Sunday, February 4, 2007

for 5931 folks: statements of teaching philosophies

For our February 15 meeting, we're asking you to post -- on your blog -- rhetorical analyses of the teaching philosophies of others. We're asking you to do this for two reasons: thinking more on rhetorical analyses for your teaching of them and thinking toward your own teaching philosophies.

Below are links to advice given by various teaching centers from various universities about what statements of teaching philosophy are supposed to do and how teachers are supposed to achieve all that. Such statements have multiple purposes (which makes them good for rhetorical analyses): they are a form of reflection for teachers, to help them clarify why they do what they do in classes; they can be public documents sent to hiring committees as part of a job application.

Below are also links to samples of statements, some from rhet-comp and some from other fields.


So: WHAT TO DO
Read through the guidelines, and draw up for yourself an understanding of the purposes, contexts, and audiences for statements of teaching philosophy. Use your sense of purposes, contexts, and audiences to post on your blog a comparative analysis of two statements.
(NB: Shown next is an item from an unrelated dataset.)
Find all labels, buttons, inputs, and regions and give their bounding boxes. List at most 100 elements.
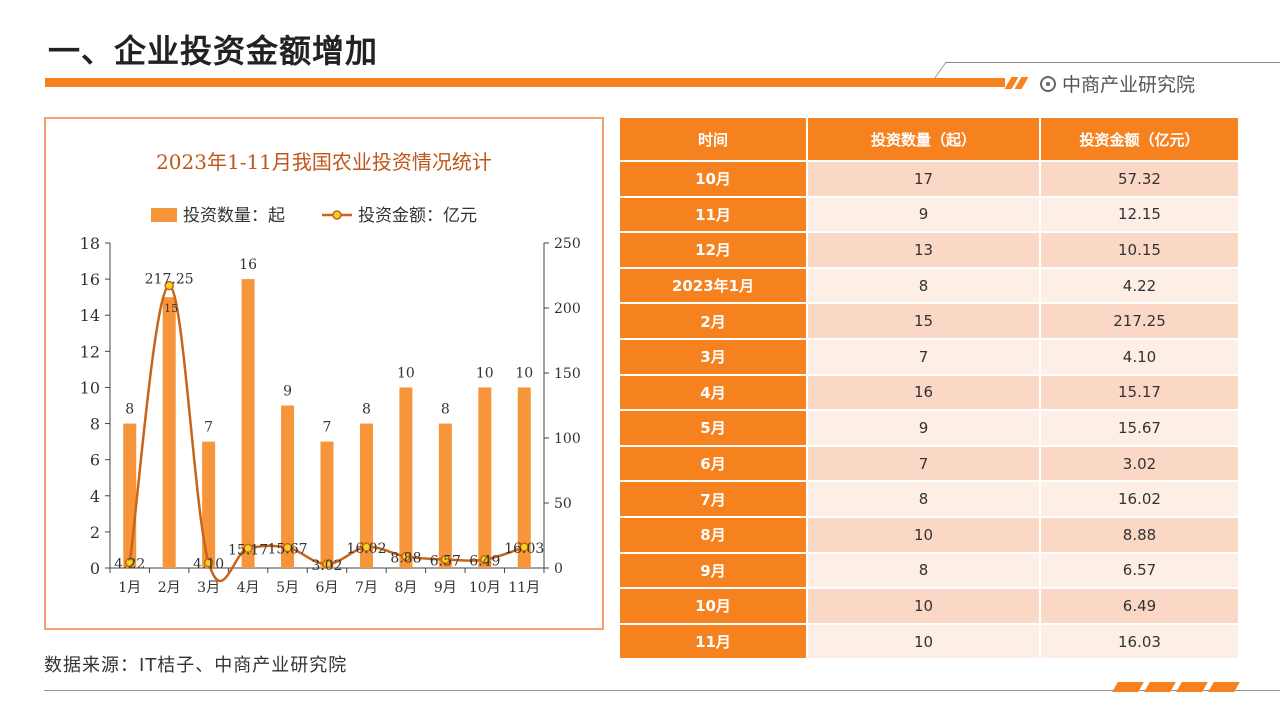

You can analyze two statements from rhet-comp, or one from rhet-comp and one from another discipline. (Lots of samples from other disciplines are linked from the general guidelines pages.)

GENERAL GUIDELINES ON WHAT STATEMENTS OF TEACHING PHILOSOPHY ARE AND DO
from Ohio State, with linked samples lower down on the page
from The Chronicle of Higher Education
from Iowa State
from the University of Michigan, with lots of links to example from other disciplines
some comments by MetaSpencer on Statements of Teaching Philosophy

STATEMENTS OF TEACHING PHILOSOPHY examples from RHETORIC AND COMPOSITION
John Walter
Judith Van
Laura Nutten
Susan Miller-Cochran
Mine

PS -- Know that I put all this together while Dennis watched a Richard Prior DVD in the background, as, um, research for a section in a class on rhetorics of humor.